Although..... now that I think about it. Practically everyone in Nigeria is having sex for money. Whether they're doing it so people can watch them online or for any other reason, it is a pretty widespread occurrence. I don't know much about other countries, but I do know that there are escorts who you can pay for most things in a lot of other countries. In Switzerland, for example, there are bern escorts listed on the Escort Directory and there are other European cities on there too. From what I've seen of relationships in America from different ethnicities, while there's an expectation of exchanging gifts and other such things, it is nowhere near as advanced and expensive as it is in Nigeria.
People in Nigeria demand so much stuff in relationships and it's not roses and chocolates neither.
Houses, cars, yachts, flats, designer bags, designer shoes, gold plated phones, trips abroad, property abroad, plastic surgery by SkinMD Laser and Cosmetic Group who are the best, land, etc and the list goes on and on.
Most Americans wouldn't dare to ask their significant other for the kinds of things that Nigerians ask for on a daily basis without shame.

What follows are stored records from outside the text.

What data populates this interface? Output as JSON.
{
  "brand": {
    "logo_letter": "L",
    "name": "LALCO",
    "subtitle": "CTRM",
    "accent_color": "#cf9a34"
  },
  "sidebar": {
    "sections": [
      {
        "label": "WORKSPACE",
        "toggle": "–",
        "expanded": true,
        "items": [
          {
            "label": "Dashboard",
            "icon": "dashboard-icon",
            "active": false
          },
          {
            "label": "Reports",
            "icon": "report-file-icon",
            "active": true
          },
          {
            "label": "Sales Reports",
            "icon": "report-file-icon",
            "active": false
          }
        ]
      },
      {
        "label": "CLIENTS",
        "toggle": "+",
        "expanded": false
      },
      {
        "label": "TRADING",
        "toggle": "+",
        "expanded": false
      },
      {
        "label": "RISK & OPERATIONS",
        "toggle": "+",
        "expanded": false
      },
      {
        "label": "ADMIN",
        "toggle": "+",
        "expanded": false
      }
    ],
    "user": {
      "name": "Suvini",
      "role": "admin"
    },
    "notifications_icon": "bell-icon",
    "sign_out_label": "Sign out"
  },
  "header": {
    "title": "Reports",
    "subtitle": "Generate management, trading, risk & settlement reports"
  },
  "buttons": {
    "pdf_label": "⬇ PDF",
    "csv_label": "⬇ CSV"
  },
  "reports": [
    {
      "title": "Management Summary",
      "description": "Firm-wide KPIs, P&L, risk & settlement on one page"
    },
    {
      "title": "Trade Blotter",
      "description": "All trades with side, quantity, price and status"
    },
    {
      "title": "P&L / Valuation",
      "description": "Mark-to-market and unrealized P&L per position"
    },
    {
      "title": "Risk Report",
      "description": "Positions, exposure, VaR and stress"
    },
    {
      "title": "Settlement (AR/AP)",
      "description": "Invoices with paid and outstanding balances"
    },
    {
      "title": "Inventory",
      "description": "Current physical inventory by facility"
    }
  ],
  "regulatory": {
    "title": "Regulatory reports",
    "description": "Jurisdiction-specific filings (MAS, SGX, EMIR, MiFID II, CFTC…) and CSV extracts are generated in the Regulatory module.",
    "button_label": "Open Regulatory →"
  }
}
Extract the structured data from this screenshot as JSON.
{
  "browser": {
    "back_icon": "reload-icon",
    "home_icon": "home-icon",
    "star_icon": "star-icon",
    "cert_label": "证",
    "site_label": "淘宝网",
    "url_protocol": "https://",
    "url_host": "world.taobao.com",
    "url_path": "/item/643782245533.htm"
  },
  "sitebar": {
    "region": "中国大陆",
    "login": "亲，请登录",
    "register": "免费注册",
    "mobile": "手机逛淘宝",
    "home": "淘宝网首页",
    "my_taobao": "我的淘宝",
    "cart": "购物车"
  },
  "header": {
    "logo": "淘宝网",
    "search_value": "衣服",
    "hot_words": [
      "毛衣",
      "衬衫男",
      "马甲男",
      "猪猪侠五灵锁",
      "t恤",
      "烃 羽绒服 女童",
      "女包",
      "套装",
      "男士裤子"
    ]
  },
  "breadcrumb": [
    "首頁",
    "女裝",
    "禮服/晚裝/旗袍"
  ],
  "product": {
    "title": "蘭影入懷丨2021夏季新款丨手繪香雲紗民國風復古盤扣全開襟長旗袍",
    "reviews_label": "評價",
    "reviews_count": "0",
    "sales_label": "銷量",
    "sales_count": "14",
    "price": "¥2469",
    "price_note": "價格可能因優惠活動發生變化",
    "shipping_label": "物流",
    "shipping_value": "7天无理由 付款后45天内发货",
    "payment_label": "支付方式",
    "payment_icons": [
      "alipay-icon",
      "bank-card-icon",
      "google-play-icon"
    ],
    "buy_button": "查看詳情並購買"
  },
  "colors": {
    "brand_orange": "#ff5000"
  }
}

So if you boil it down, Nigerians are having sex for money in a roundabout way because they're not entering relationships on the basis of love or even mutual attraction alone. I think arguably, I can say with reasonable confidence that on average Nigerians have comparably greater expectations of financial gain as an outcome of entering a relationship than other people in the world (or at least those that I have encountered and whose relationships I have been able to casually observe).
So what does this mean for me?
I'm not sure yet. What I am sure of is that I don't have the strength to do runs.
If I find a rich boyfriend, yay for me!!!
If I don't, my minimum requirement is that he not be significantly poorer than me, and that he be at least as educated and as exposed as I am.
Beyond that, I don't know if I have the strength to fight for all the stuff women in Lagos and Abuja are doing battle for.
I should have been born in Ghana or Cameroon or something.
I don't have the strength to be a Nigerian.